Home Education Magazine
July-August 2000 - Articles
Most Likely to Succeed - Amy Hollingsworth
The biggest questions yet to be answered by educators is whether academic success is an accurate predictor of success later on in life. My youngest sister works at a busy restaurant in the town where I grew up. One night a couple of guys who were a few years behind me in high school asked her what I was up to now. "She's a rocket scientist, right?" Them guessed. "Well," my sister replied, "not really. She's a mom." Both men burst out laughing. "No, really, what is she doing now? She's a doctor, right?" My sister tried again, "No. She's a mom and she teaches her kids at home."
This marks the year of my 20th high school class reunion. My senior class portrait is splattered across some website right now along with the caption, "Most Likely to Succeed." It's hard for me not to feel like a disappointment to the class that bestowed that honor upon me. When the class valedictorian goes off to college and grad school and then decides to stay at home and teach her kids, does that qualify as success? I'm not sure that's what anyone had in mind back then, including myself.

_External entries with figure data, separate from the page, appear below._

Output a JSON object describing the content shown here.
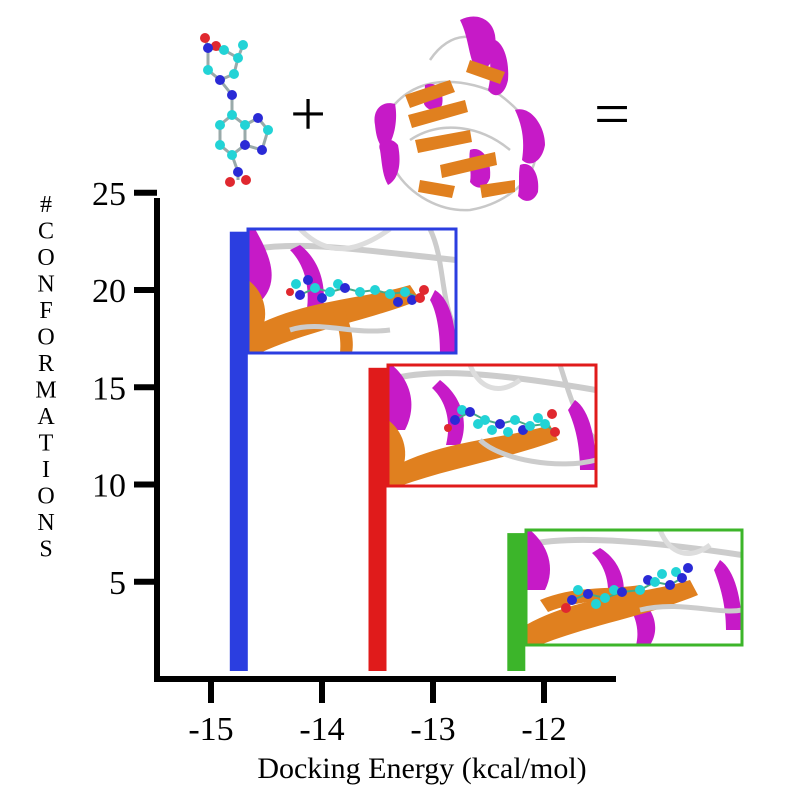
{
  "equation": {
    "plus": "+",
    "equals": "="
  },
  "chart_data": {
    "type": "bar",
    "x": [
      -14.75,
      -13.5,
      -12.25
    ],
    "values": [
      23,
      16,
      7.5
    ],
    "colors": [
      "#2b3ee0",
      "#e01b1b",
      "#3cb52a"
    ],
    "xlabel": "Docking Energy (kcal/mol)",
    "ylabel": "# CONFORMATIONS",
    "xticks": [
      -15,
      -14,
      -13,
      -12
    ],
    "yticks": [
      5,
      10,
      15,
      20,
      25
    ],
    "xlim": [
      -15.5,
      -11.2
    ],
    "ylim": [
      0,
      25
    ]
  },
  "colors": {
    "ligand_carbon": "#22d3d6",
    "ligand_nitrogen": "#2a2ad6",
    "ligand_oxygen": "#e0282f",
    "helix": "#c61ac7",
    "sheet": "#e0801f",
    "loop": "#c8c8c8"
  }
}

When I was in school, success was easy to measure. There were numerical scores, letter grades, percentage points. You rack up enough A's and 100%'s and everybody thinks you're destined to become a rocket scientist. I must have been genetically wired to know exactly what hoops to jump through. I gathered up my A's like they were precious gems - and later traded them in for a college scholarship. While I'm not ashamed of those achievements, it's not the way I want my children to learn. The longer I homeschool, the more I realize that I gave up as much as I gained (if not more). I routed my own curiosity if I couldn't get "credit" for it. I traded creativity for technical perfection. I regret some of those compromises, but at the time it was the only game in town.
Now my children have the opportunity to do something different. They have the chance to learn in freedom, to experience education free of bells and whistles and the requisite hoops. They know what it's like to follow their interests and trust their instincts. And I'm able to see the world anew in their eyes. Together we're learning how the universe works in the context of, well, the universe instead of some textbook. It's a great privilege. Unfortunately, those things are almost impossible to measure, and even harder to put on a r3sum3.
But for those who try, there's the temptation to measure your kid's successes and then claim them as your own. It would be just as wrong for me to show up at my high school reunion and say, "My second grader is doing college-level algebra" as it would be to say, "I'm a success because I make X amount of dollars." (Both are artificial standards of success, plus my second grader is only doing second-grade math.)
In our overachieving society, success is often defined by the addition of things: more money, advanced degrees, bigger houses, better jobs. But the best explanation I've heard for what I do involves taking away, not adding to. John Taylor Gatto has said that teaching is not at all like painting, where an image is created by the addition of material to a canvas, "but more like the art of sculpture, where, by the subtraction of material, an image already locked in the stone is enabled to emerge." Because of that, he says: "I dropped the idea that I was an expert, whose job it was to fill the little heads with my expertise, and began to explore how I could remove these obstacles that prevented the inherent genius of children from gathering itself." (Dumbing Us Down, p. xii-xiii) Hmmm... try explaining that one at a cocktail party.
So if my sister is ever again asked what I'm up to these days, perhaps she can say that I'm sculpting. I don't know if I'll make it back home for my high school reunion, but I do know this much: What has changed the most about me in the last 20 years is not the likelihood of my success, but my willingness to admit that there might be something more important.